Brasil

Ética, governabilidade e tecnologia

Ruy Fabiano no Blog do Noblat
Está cada vez mais difícil governar (e a referência envolve os três Poderes) nos padrões de conduta a que se acostumaram os homens públicos no Brasil. É cada vez maior a demanda por integridade e transparência, hoje rastreáveis por engenhocas eletrônicas de inimaginável precisão.
Em breve, não se espantem, haverá meios de captar e expor o próprio pensamento do infrator. E a legislação há de acompanhar a evolução tecnológica, criando mecanismos punitivos preventivos. É possível que se chegue à honestidade não por razões morais, mas por imperativo tecnológico.
Uma simples frase despropositada, como a da ministra Marta Suplicy, sugerindo orgasmos como antídoto à crise aérea, pode gerar demissão e crise. Dentro desse contexto, o governo Lula vive situação inusitada: é simultaneamente expectador, protagonista e laboratório dos novos tempos. Deflagrou o presente processo de operações policiais em série, mas não tem meios de detê-lo - e muito menos de evitar que respingue em si próprio (vide caso Vavá).
Também a Polícia Federal reproduz internamente a divisão política do país. A investida contra uma facção gera pronta represália por parte de outra. Por isso, as punições em curso começaram contra adversários do governo e, na seqüência, chegaram ao irmão do presidente da República. Presentemente, os partidos políticos sentem-se unidos por um traço comum e indesejável: o pânico. Unidos pelo avesso.

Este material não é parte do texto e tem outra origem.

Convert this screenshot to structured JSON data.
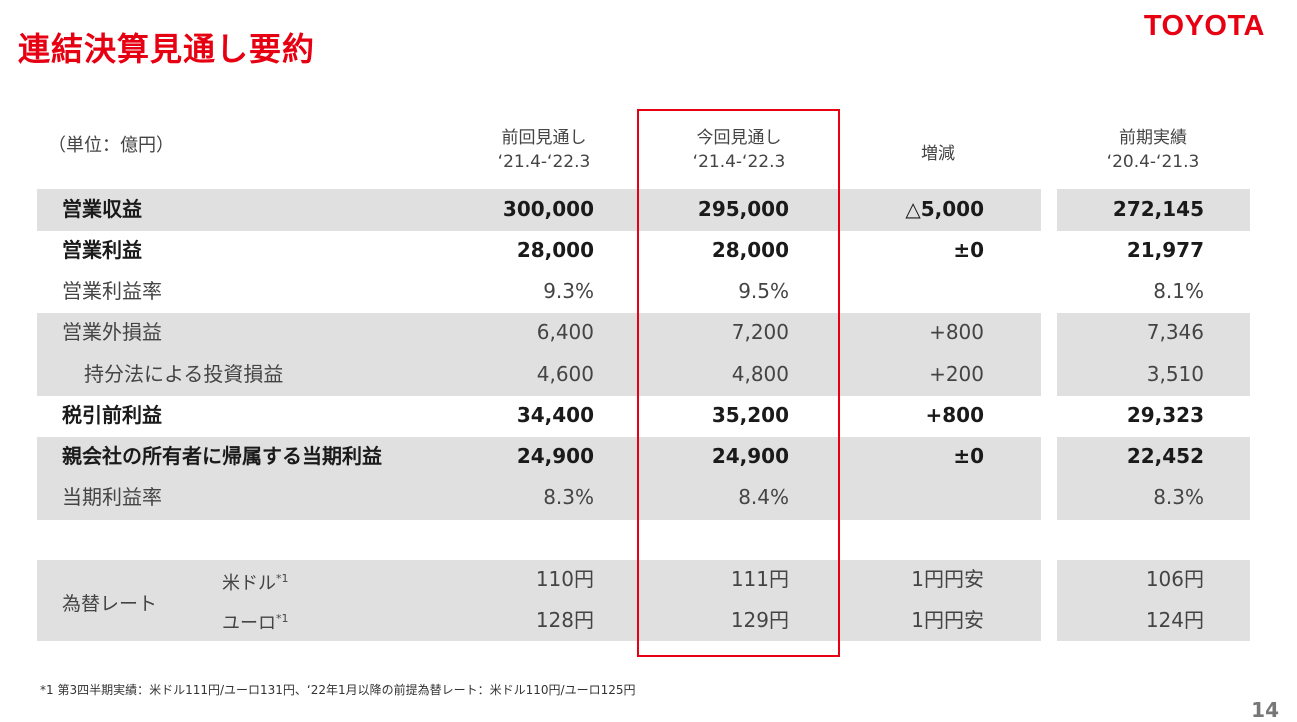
{
  "title": "連結決算見通し要約",
  "logo": "TOYOTA",
  "unit": "（単位：億円）",
  "headers": [
    {
      "line1": "前回見通し",
      "line2": "‘21.4-‘22.3"
    },
    {
      "line1": "今回見通し",
      "line2": "‘21.4-‘22.3"
    },
    {
      "line1": "増減",
      "line2": ""
    },
    {
      "line1": "前期実績",
      "line2": "‘20.4-‘21.3"
    }
  ],
  "rows": [
    {
      "label": "営業収益",
      "values": [
        "300,000",
        "295,000",
        "△5,000",
        "272,145"
      ]
    },
    {
      "label": "営業利益",
      "values": [
        "28,000",
        "28,000",
        "±0",
        "21,977"
      ]
    },
    {
      "label": "営業利益率",
      "values": [
        "9.3%",
        "9.5%",
        "",
        "8.1%"
      ]
    },
    {
      "label": "営業外損益",
      "values": [
        "6,400",
        "7,200",
        "+800",
        "7,346"
      ]
    },
    {
      "label": "持分法による投資損益",
      "values": [
        "4,600",
        "4,800",
        "+200",
        "3,510"
      ]
    },
    {
      "label": "税引前利益",
      "values": [
        "34,400",
        "35,200",
        "+800",
        "29,323"
      ]
    },
    {
      "label": "親会社の所有者に帰属する当期利益",
      "values": [
        "24,900",
        "24,900",
        "±0",
        "22,452"
      ]
    },
    {
      "label": "当期利益率",
      "values": [
        "8.3%",
        "8.4%",
        "",
        "8.3%"
      ]
    }
  ],
  "fx": {
    "label": "為替レート",
    "usd": {
      "label": "米ドル",
      "sup": "*1",
      "values": [
        "110円",
        "111円",
        "1円円安",
        "106円"
      ]
    },
    "eur": {
      "label": "ユーロ",
      "sup": "*1",
      "values": [
        "128円",
        "129円",
        "1円円安",
        "124円"
      ]
    }
  },
  "footnote": "*1 第3四半期実績：米ドル111円/ユーロ131円、‘22年1月以降の前提為替レート：米ドル110円/ユーロ125円",
  "page_number": "14",
  "colors": {
    "brand_red": "#e60012",
    "row_gray": "#e0e0e0"
  }
}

Ninguém quer a CPI da Navalha, a não ser aquelas exceções que confirmam a regra - e estão abaixo do quorum mínimo necessário. Os parlamentares, da oposição e do governo, sabem que não se trata de expor ao strip-tease moral e político um ou dois personagens, mas o conjunto das instituições do Estado.
Esse processo decorre de uma convergência de fatores, cujo epicentro é a saturação da sociedade, associada a avanços tecnológicos que favorecem a investigação de pistas e geram provas inesperadas. A informática deu asas à informação. E é a informação, a facilidade cada vez maior em obtê-la e difundi-la, que está na base de todo esse alvoroço, que expõe as vísceras do Sistema. À mídia tradicional, somou-se a mídia dos blogs, que impulsiona os demais veículos, constrangendo-os de esconder informações.
No passado, quando um poderoso queria abafar notícia inconveniente, bastava conversar com meia dúzia de proprietários de jornais. Hoje, o leque é tão extenso que inviabiliza essa estratégia. Sempre haverá alguém, em alguma trincheira cibernética, disparando notícias, incomodem a quem incomodar. E a grande mídia se sentirá obrigada a aderir para não perder conceito e clientela.
Em resumo, delinqüir já exige cada vez mais sofisticação e cuidados. Os cheques são nominais, os sigilos telefônico e fiscal facilmente rastreáveis e a imprensa é livre para contar tramas e expor traumas. Isso reduz a margem de cumplicidades. Quanto maior o risco, menos atraente a empreitada.
O delinqüente pode até livrar-se da cadeia, em função dos infinitos truques da legislação processual brasileira, mas não se livra do estigma, decorrente da exposição pública de seu delito. Por isso mesmo, como a expectativa de condenação judicial é remota (um bom advogado faz maravilhas), o ânimo punitivo concentra-se na mídia, que tem sido alvo da fúria geral dos políticos, com o presidente Lula a comandar o coro dos descontentes.
Mas a mídia, com todas as suas limitações e falhas (é, afinal, comandada por seres humanos), não inventou a Operação Navalha, nem o Vavá, nem a Gautama - nem, antes deles, o mensalão. Ela registra as anomalias. Não as produz. É como o termômetro, que denuncia a febre, mas nem a causa, nem a soluciona.
Honestidade tornou-se moeda de valor ─ e não apenas por ser rara, mas por expressar demanda inapelável da sociedade, que a quer como moeda-padrão. A tendência da peneira moral na vida pública brasileira ─ e isso vale para todos, situação e oposição ─ é estreitar-se. Ignorar essa tendência é candidatar-se a ser expelido por ela.